When placed in the dark, the cells did not show signs of deterioration even after 1,000 hours of testing, and under continuous light soaking, they lasted six times longer—in terms of the time it takes for their power conversion efficiencies to fall to 85% of their initial states—compared to cells treated with conventional additives.
Perovskite solar cells, which can be manufactured by solution processes, have attracted much attention since their power conversion efficiency have exceeded 20%. Though their conversion efficiencies are steadily increasing, their stability remains as a major issue.
For example, perovskite solar cells in a normal structure, consisting of titanium oxide, perovskite and a hole-transporting layer, demonstrate the highest conversion efficiency, but they have very poor stability, and their conversion efficiencies decline about 30% after 200 hours of testing even under dark.
Therefore, key issues for practical applications of these solar cells are to understand the causes of poor stability and development of new materials to improve the stability.
Recently, the research group directed their focus on a pyridine-based additive, TBP, which is used as an additive in a hole-transporting layer in the mesoporous-type cell structure. After conducting experiments and analyzing the results, the group found that chemical reactions occurring between TBP and perovskite materials were one of the major cause of stability deterioration.
Moreover, analyses using infrared spectroscopy and X-ray diffraction revealed that the chemical reaction mainly occurs between the nitrogen atom in the pyridine ring and perovskite crystals. The group successfully suppressed this undesirable reaction by adding an alkyl group to the position close to the nitrogen atom, leading to a steric hindrance effect (prevention of two reacting atoms from nearing each other in space).

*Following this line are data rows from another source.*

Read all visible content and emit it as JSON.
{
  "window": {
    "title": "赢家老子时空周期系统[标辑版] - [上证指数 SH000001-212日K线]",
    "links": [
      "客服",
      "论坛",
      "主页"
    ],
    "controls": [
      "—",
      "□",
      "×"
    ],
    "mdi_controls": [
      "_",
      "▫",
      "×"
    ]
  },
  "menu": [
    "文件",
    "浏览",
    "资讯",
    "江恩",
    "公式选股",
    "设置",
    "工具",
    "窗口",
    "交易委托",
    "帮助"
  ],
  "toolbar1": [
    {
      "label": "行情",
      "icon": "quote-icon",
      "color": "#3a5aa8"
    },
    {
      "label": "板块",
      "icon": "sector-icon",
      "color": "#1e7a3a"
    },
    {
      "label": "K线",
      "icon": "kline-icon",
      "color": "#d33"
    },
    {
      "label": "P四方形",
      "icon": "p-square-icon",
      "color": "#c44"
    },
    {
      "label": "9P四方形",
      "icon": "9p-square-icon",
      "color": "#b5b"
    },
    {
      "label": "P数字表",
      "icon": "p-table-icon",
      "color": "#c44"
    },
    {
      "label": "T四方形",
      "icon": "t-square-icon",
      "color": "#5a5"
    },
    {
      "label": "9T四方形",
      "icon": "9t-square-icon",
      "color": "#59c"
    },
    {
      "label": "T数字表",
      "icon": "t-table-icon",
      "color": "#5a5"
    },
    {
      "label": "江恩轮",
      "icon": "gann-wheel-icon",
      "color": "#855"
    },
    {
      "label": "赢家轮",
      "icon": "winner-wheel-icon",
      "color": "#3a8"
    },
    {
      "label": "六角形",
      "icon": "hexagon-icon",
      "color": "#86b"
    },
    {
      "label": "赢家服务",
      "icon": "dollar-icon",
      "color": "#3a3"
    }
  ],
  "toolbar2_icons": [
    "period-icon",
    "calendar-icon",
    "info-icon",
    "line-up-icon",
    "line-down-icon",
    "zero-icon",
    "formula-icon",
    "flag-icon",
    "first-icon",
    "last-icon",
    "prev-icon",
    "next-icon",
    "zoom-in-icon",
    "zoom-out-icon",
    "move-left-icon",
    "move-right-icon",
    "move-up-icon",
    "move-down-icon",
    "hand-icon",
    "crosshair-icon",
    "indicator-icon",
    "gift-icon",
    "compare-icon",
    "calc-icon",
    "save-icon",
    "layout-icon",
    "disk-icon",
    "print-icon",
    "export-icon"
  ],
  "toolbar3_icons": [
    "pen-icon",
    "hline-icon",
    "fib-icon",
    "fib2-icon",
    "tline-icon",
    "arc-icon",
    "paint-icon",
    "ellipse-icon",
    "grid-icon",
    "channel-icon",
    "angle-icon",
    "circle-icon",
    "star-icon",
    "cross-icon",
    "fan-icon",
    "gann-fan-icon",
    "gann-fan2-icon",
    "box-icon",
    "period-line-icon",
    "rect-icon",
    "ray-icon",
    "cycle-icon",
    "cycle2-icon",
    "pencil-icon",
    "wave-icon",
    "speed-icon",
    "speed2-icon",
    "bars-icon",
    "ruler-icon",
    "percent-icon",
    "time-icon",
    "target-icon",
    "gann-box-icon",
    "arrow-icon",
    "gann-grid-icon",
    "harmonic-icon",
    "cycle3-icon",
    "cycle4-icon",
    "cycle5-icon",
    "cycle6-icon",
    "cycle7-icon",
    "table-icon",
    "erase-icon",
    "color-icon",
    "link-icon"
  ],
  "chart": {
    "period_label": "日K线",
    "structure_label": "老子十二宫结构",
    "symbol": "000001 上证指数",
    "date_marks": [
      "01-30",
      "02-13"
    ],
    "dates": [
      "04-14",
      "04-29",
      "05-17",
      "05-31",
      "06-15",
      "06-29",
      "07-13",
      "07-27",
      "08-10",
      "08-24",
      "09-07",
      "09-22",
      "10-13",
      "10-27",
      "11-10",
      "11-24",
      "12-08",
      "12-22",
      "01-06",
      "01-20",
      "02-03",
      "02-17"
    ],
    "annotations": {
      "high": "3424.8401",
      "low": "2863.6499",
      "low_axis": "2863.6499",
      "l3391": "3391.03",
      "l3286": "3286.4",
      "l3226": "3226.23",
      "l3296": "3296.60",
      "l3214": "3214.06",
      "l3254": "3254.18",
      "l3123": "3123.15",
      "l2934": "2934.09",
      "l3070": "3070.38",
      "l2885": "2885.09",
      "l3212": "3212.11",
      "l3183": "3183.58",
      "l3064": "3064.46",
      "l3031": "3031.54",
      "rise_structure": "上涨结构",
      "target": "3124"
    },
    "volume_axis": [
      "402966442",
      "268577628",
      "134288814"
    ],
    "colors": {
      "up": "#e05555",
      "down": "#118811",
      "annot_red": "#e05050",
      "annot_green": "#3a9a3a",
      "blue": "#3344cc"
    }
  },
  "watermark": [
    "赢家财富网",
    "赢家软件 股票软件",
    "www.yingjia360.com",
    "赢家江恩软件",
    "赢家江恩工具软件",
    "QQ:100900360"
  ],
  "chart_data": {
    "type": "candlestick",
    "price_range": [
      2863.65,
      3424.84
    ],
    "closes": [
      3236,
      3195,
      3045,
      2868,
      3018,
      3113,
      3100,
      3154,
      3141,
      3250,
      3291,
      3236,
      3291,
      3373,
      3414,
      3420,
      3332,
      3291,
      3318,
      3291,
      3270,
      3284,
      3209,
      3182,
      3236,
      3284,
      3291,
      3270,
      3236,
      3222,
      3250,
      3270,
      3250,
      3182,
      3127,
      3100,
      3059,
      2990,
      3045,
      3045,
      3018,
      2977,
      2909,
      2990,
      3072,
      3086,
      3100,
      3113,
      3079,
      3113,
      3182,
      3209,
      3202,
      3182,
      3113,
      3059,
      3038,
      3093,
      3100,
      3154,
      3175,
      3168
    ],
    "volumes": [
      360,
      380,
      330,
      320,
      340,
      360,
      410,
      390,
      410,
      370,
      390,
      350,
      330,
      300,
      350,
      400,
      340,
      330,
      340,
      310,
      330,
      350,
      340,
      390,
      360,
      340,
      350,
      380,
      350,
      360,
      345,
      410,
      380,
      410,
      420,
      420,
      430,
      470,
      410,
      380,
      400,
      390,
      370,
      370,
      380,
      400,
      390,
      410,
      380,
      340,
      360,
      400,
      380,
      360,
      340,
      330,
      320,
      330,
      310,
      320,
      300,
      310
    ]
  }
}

Consequently, perovskite solar cells that contained the new pyridine derivatives maintained their performance over 1,000 hours in the dark. In addition, under continuous light exposure, application of conventional additives made cells last for slightly less than 25 hours, which is the time it took for the cells’ conversion efficiencies to decrease to 85% of their initial states.
In contrast, application of the new additives made the cells last for 150 hours. That is, the cells’ stability was increased by six times.
The research group first identified mechanisms of perovskite solar cell deterioration, then developed a new material based on the findings. This study demonstrated that the group’s approach is very effective in terms of improving the stability of solar cells. We will further investigate factors influencing solar cell stability, and continue to develop new materials with the aim of achieving practical use of perovskite solar cells as early as possible.
A part of these results was produced by implementing the project “Development of technology to reduce the cost of high-performance and high-reliability solar power generation,” sponsored by the New Energy and Industrial Technology Development Organization (NEDO).